The assumption that art isn’t something worth being passionate and committed about: “Can you imagine anyone in today’s art world getting that worked up?”
The emphasis on marketing: “If there are trends, they appear to be more about the presentation of the art and how it’s consumed than about content”
Cloying elitism: “Everyone who is anyone – meaning collectors and curators – is always jetting off somewhere else to see and buy.”
Attempted accountability dodging by artists: “…new artists are sidling up to their own buzzword: provisional.”
Sycophantic emphasis on insider power games: “Koons is in a position…to demand whatever he wants from the art-world infrastructure.”
A jaded attitude towards towards the irrelevant train wreck the visual arts have become in our culture: “These days, diffidence is the default aesthetic response…”
What the author is describing is the decadent behavior of a tiny clique that has declared itself “the art world.” They presume to speak for us all, and this arrogance, weakness, hedging, brown nosing, and posing is what they have to offer?
Pathetic. We can do much better than this.
The author, James Adams, begins the article with a little anecdote about painter Willem De Kooning angrily confronting Andy Warhol about the evil banality of Pop Art.

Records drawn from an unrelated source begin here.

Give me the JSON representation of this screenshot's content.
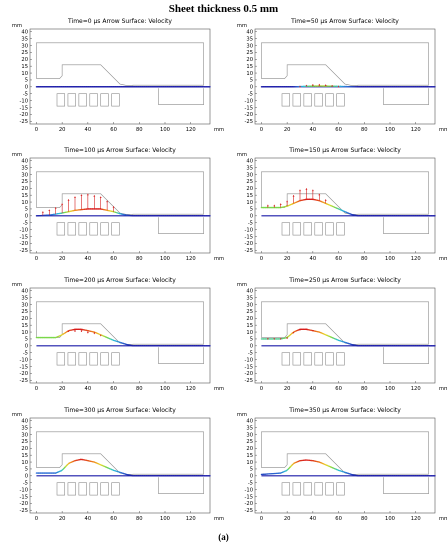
{
  "figure": {
    "title": "Sheet thickness 0.5 mm",
    "caption": "(a)"
  },
  "chart_data": [
    {
      "type": "line",
      "title": "Time=0 µs   Arrow Surface: Velocity",
      "time_us": 0,
      "xlabel": "mm",
      "ylabel": "mm",
      "xlim": [
        -5,
        135
      ],
      "ylim": [
        -27,
        42
      ],
      "xticks": [
        0,
        20,
        40,
        60,
        80,
        100,
        120
      ],
      "yticks": [
        40,
        35,
        30,
        25,
        20,
        15,
        10,
        5,
        0,
        -5,
        -10,
        -15,
        -20,
        -25
      ],
      "sheet_profile": {
        "x": [
          0,
          15,
          20,
          60,
          70,
          75,
          80,
          135
        ],
        "y": [
          0,
          0,
          0,
          0,
          0,
          0,
          0,
          0
        ]
      },
      "arrows": {
        "x": [],
        "v": []
      }
    },
    {
      "type": "line",
      "title": "Time=50 µs   Arrow Surface: Velocity",
      "time_us": 50,
      "xlabel": "mm",
      "ylabel": "mm",
      "xlim": [
        -5,
        135
      ],
      "ylim": [
        -27,
        42
      ],
      "xticks": [
        0,
        20,
        40,
        60,
        80,
        100,
        120
      ],
      "yticks": [
        40,
        35,
        30,
        25,
        20,
        15,
        10,
        5,
        0,
        -5,
        -10,
        -15,
        -20,
        -25
      ],
      "sheet_profile": {
        "x": [
          0,
          25,
          35,
          45,
          55,
          65,
          75,
          135
        ],
        "y": [
          0,
          0,
          0.4,
          0.6,
          0.5,
          0.2,
          0,
          0
        ]
      },
      "arrows": {
        "x": [
          30,
          35,
          40,
          45,
          50,
          55,
          60
        ],
        "v": [
          0.5,
          1,
          1.5,
          1.5,
          1.2,
          0.8,
          0.4
        ]
      }
    },
    {
      "type": "line",
      "title": "Time=100 µs   Arrow Surface: Velocity",
      "time_us": 100,
      "xlabel": "mm",
      "ylabel": "mm",
      "xlim": [
        -5,
        135
      ],
      "ylim": [
        -27,
        42
      ],
      "xticks": [
        0,
        20,
        40,
        60,
        80,
        100,
        120
      ],
      "yticks": [
        40,
        35,
        30,
        25,
        20,
        15,
        10,
        5,
        0,
        -5,
        -10,
        -15,
        -20,
        -25
      ],
      "sheet_profile": {
        "x": [
          0,
          10,
          20,
          30,
          40,
          50,
          60,
          65,
          70,
          75,
          135
        ],
        "y": [
          0,
          0.5,
          2,
          4,
          5,
          5,
          3,
          1.5,
          0.5,
          0,
          0
        ]
      },
      "arrows": {
        "x": [
          5,
          10,
          15,
          20,
          25,
          30,
          35,
          40,
          45,
          50,
          55,
          60
        ],
        "v": [
          3,
          4,
          5,
          7,
          9,
          10,
          11,
          11,
          10,
          9,
          7,
          4
        ]
      }
    },
    {
      "type": "line",
      "title": "Time=150 µs   Arrow Surface: Velocity",
      "time_us": 150,
      "xlabel": "mm",
      "ylabel": "mm",
      "xlim": [
        -5,
        135
      ],
      "ylim": [
        -27,
        42
      ],
      "xticks": [
        0,
        20,
        40,
        60,
        80,
        100,
        120
      ],
      "yticks": [
        40,
        35,
        30,
        25,
        20,
        15,
        10,
        5,
        0,
        -5,
        -10,
        -15,
        -20,
        -25
      ],
      "sheet_profile": {
        "x": [
          0,
          15,
          20,
          25,
          30,
          35,
          40,
          45,
          50,
          55,
          60,
          65,
          70,
          75,
          135
        ],
        "y": [
          6,
          6,
          7,
          9,
          11,
          12,
          12,
          11,
          9,
          7,
          5,
          3,
          1,
          0,
          0
        ]
      },
      "arrows": {
        "x": [
          5,
          10,
          15,
          20,
          25,
          30,
          35,
          40,
          45,
          50
        ],
        "v": [
          2,
          2,
          3,
          4,
          6,
          8,
          8,
          7,
          5,
          3
        ]
      }
    },
    {
      "type": "line",
      "title": "Time=200 µs   Arrow Surface: Velocity",
      "time_us": 200,
      "xlabel": "mm",
      "ylabel": "mm",
      "xlim": [
        -5,
        135
      ],
      "ylim": [
        -27,
        42
      ],
      "xticks": [
        0,
        20,
        40,
        60,
        80,
        100,
        120
      ],
      "yticks": [
        40,
        35,
        30,
        25,
        20,
        15,
        10,
        5,
        0,
        -5,
        -10,
        -15,
        -20,
        -25
      ],
      "sheet_profile": {
        "x": [
          0,
          15,
          20,
          25,
          30,
          35,
          40,
          45,
          50,
          55,
          60,
          65,
          70,
          75,
          135
        ],
        "y": [
          6,
          6,
          8,
          11,
          12,
          12,
          11,
          10,
          8,
          6,
          4,
          2.5,
          1,
          0,
          0
        ]
      },
      "arrows": {
        "x": [
          25,
          30,
          35,
          40,
          45,
          50
        ],
        "v": [
          -1,
          -2,
          -2,
          -2,
          -1.5,
          -1
        ]
      }
    },
    {
      "type": "line",
      "title": "Time=250 µs   Arrow Surface: Velocity",
      "time_us": 250,
      "xlabel": "mm",
      "ylabel": "mm",
      "xlim": [
        -5,
        135
      ],
      "ylim": [
        -27,
        42
      ],
      "xticks": [
        0,
        20,
        40,
        60,
        80,
        100,
        120
      ],
      "yticks": [
        40,
        35,
        30,
        25,
        20,
        15,
        10,
        5,
        0,
        -5,
        -10,
        -15,
        -20,
        -25
      ],
      "sheet_profile": {
        "x": [
          0,
          15,
          20,
          25,
          30,
          35,
          40,
          45,
          50,
          55,
          60,
          65,
          70,
          75,
          135
        ],
        "y": [
          5,
          5,
          6,
          10,
          12,
          12,
          11,
          10,
          8,
          6,
          4,
          2.5,
          1,
          0,
          0
        ]
      },
      "arrows": {
        "x": [
          5,
          10,
          15,
          20,
          25,
          30,
          35,
          40
        ],
        "v": [
          -0.5,
          -0.5,
          -0.5,
          -1,
          -1,
          -1,
          -0.5,
          -0.5
        ]
      }
    },
    {
      "type": "line",
      "title": "Time=300 µs   Arrow Surface: Velocity",
      "time_us": 300,
      "xlabel": "mm",
      "ylabel": "mm",
      "xlim": [
        -5,
        135
      ],
      "ylim": [
        -27,
        42
      ],
      "xticks": [
        0,
        20,
        40,
        60,
        80,
        100,
        120
      ],
      "yticks": [
        40,
        35,
        30,
        25,
        20,
        15,
        10,
        5,
        0,
        -5,
        -10,
        -15,
        -20,
        -25
      ],
      "sheet_profile": {
        "x": [
          0,
          15,
          20,
          25,
          30,
          35,
          40,
          45,
          50,
          55,
          60,
          65,
          70,
          75,
          135
        ],
        "y": [
          2,
          2,
          4,
          9,
          11,
          12,
          11,
          10,
          8,
          6,
          4,
          2.5,
          1,
          0,
          0
        ]
      },
      "arrows": {
        "x": [],
        "v": []
      }
    },
    {
      "type": "line",
      "title": "Time=350 µs   Arrow Surface: Velocity",
      "time_us": 350,
      "xlabel": "mm",
      "ylabel": "mm",
      "xlim": [
        -5,
        135
      ],
      "ylim": [
        -27,
        42
      ],
      "xticks": [
        0,
        20,
        40,
        60,
        80,
        100,
        120
      ],
      "yticks": [
        40,
        35,
        30,
        25,
        20,
        15,
        10,
        5,
        0,
        -5,
        -10,
        -15,
        -20,
        -25
      ],
      "sheet_profile": {
        "x": [
          0,
          15,
          20,
          25,
          30,
          35,
          40,
          45,
          50,
          55,
          60,
          65,
          70,
          75,
          135
        ],
        "y": [
          1,
          2,
          4,
          9,
          11,
          11.5,
          11,
          10,
          8,
          6,
          4,
          2.5,
          1,
          0,
          0
        ]
      },
      "arrows": {
        "x": [],
        "v": []
      }
    }
  ],
  "colors": {
    "die_outline": "#8c8c8c",
    "sheet_base": "#1a1aa8",
    "arrow": "#d61c1c",
    "colormap": [
      "#1a1aa8",
      "#2d6fd6",
      "#27c0d8",
      "#7ad84a",
      "#e7d92a",
      "#f08a1e",
      "#d91c1c"
    ]
  }
}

The author’s intent was to illustrate how out of touch De Kooning was.
I see in this vapid little puff piece of establishment flattery as the equivalent of De Kooning’s tirade. The cultural momentum in the 1960s was shifting from Modernism to Postmodernism, and the old guard were trying to shore up their status against the newcomers, to no avail.
The same dynamic is unfolding now, as the delusions of Postmodernism fail and fade, reduced to a mere conceptual trinket for cloistered, pretentious intellectuals. The rise of Remodernism engages art with the mass audience again, celebrating creativity as an expression of spiritual connection and communion. The empty mind games of Postmodernism don’t stand a chance in comparison to the return of art as a means joyous universal communication.
So the author, part of the contemporary old guard, does his best beta male version of an attack: a passive aggressive paean to how ironic and cool he and his cronies are.
He might sneer about De Kooning rolling over in his grave, but James Adams and Postmodern apologists of his ilk are the ones whistling past the graveyard now.